If you’re worried that a recession is something that our economy can’t avoid in 2020, you should seriously consider buying stocks that are recession-proof or perform better in any economic downturn.
As we enter 2020, there are many signs that show Canada and other parts of the world are facing many uncertainties. The U.S. and China — the world’s two largest economies — are still embroiled in a trade war, which, if not resolved, could push our economies into a recession.
For Canada, that outcome could be devastating, as its main exports, including energy and minerals, could suffer. With the pipeline capacity issues remaining unresolved and oil prices remaining weak, we could hit the rough waters sooner than our neighbor.
With these economic uncertainties in mind, it’s important for long-term investors to buy dividend stocks, which have the power to withstand the turbulent times better than other companies.
One of the biggest challenges for retail investors is how to identify such stocks. One way to achieve that goal is to look for companies that pay consistent dividends and grow them over time. In other words, look for solid dividend-growth stocks, as they are your best defence when asset prices fall.

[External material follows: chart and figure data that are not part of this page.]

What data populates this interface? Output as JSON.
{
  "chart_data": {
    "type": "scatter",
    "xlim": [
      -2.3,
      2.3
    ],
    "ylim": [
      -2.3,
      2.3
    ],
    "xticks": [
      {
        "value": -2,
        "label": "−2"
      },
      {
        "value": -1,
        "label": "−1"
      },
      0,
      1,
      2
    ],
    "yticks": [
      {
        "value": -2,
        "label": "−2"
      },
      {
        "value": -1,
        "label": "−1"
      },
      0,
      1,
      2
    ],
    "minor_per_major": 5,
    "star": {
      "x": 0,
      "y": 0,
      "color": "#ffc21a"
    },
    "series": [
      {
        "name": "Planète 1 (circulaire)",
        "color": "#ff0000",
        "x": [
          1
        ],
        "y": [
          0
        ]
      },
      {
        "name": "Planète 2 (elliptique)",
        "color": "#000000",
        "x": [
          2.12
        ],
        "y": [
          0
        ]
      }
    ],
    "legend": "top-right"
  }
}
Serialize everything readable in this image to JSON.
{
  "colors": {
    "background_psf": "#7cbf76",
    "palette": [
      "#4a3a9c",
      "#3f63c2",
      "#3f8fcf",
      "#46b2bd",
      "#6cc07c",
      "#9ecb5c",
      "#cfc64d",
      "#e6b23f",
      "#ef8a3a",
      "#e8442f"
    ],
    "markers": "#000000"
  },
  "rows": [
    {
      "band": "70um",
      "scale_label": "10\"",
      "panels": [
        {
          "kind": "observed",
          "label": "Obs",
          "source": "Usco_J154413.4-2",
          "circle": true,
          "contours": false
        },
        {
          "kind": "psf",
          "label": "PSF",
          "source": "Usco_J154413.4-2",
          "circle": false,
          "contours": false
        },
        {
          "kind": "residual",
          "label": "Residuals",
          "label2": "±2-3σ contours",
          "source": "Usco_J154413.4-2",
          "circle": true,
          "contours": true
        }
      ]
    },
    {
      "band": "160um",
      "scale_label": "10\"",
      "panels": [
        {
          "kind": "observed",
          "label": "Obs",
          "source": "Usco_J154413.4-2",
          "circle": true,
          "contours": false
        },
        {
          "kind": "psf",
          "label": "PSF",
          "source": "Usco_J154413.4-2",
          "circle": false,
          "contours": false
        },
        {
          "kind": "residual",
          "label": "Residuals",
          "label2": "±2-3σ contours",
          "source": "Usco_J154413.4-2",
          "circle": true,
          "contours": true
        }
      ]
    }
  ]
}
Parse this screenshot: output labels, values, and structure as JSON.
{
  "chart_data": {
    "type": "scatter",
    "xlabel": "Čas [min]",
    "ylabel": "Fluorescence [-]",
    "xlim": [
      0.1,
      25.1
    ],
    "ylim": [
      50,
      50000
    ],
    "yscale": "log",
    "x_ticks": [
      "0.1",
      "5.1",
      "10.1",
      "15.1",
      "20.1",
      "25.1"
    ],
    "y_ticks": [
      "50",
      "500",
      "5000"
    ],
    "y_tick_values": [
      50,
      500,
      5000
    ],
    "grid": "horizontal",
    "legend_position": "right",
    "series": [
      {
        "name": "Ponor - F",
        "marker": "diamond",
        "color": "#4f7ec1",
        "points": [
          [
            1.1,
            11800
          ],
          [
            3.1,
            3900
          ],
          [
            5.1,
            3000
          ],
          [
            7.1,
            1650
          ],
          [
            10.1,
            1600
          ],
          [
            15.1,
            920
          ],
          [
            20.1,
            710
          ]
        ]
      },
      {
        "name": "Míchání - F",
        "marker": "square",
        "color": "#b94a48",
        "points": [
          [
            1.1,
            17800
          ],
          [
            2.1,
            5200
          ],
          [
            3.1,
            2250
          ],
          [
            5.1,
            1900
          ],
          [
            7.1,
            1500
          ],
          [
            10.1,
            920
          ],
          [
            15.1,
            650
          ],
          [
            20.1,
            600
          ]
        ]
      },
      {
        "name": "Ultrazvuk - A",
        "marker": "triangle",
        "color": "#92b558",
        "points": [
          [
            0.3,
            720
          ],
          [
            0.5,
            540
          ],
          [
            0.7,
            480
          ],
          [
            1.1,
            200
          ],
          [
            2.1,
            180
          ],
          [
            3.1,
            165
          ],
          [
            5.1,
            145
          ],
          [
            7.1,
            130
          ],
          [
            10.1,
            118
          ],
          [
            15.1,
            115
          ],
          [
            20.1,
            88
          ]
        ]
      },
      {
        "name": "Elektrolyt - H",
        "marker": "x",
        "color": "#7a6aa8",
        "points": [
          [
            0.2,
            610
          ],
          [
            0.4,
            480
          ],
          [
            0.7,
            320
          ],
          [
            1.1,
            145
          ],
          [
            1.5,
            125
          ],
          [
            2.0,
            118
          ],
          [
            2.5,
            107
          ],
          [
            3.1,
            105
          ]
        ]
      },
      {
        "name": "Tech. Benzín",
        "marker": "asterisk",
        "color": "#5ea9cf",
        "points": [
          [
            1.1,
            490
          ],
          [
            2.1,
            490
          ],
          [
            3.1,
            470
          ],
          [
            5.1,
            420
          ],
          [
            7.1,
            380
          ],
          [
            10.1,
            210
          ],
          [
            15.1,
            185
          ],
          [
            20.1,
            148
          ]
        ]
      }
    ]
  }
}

Some advisors recommend putting the majority of your assets in cash, some of them in safe-haven assets, such as government bonds and gold, to get your portfolio recession-proof. That approach certainly suits very conservative investors who don’t want to avoid risk.
A recession-proof stock
However, you can still make decent returns and at the same time be conservative if you add some high-quality, recession-proof stocks in your portfolio.
Research has shown that the companies that provide basic services, such power and gas utilities, telecom operators, healthcare providers, and real estate investment trusts (REITs), outperform in economic downturns and recessions.
These companies continue to generate cash flows and distribute most of those inflows in dividends. Earning consistent dividends means you are still getting income while waiting for the markets to recover.
If you’re planning to buy dividend stocks right now, then North America’s largest pipeline operator Enbridge (TSX:ENB)(NYSE:ENB) is one of your best bets. The company is in a good position to take advantage of North America’s strong energy economy.
The company operates across North America, fueling the economy and fulfilling consumers’ energy needs. Enbridge moves nearly two-thirds of Canada’s crude oil exports to the U.S., transports about 20% of the natural gas consumed in the U.S., and operates North America’s third-largest natural gas utility by consumer count. Another reason to buy a dividend stock like Enbridge is that when interest rates fall, these stocks become more attractive.
Enbridge, which currently yields about 6% a year, is offering quite an attractive risk/reward equation. Its current return is still much higher than what you can earn on safer assets, such as government bonds. And if the Bank of Canada starts cutting rates, then this yield will become more lucrative for those who own this name.
Bottom line
Enbridge is a good defensive stock to hold on to when the economic headwinds are gathering pace. The company pays a $0.73-a-share quarterly dividend. The payout has been expected to rise 10% per year.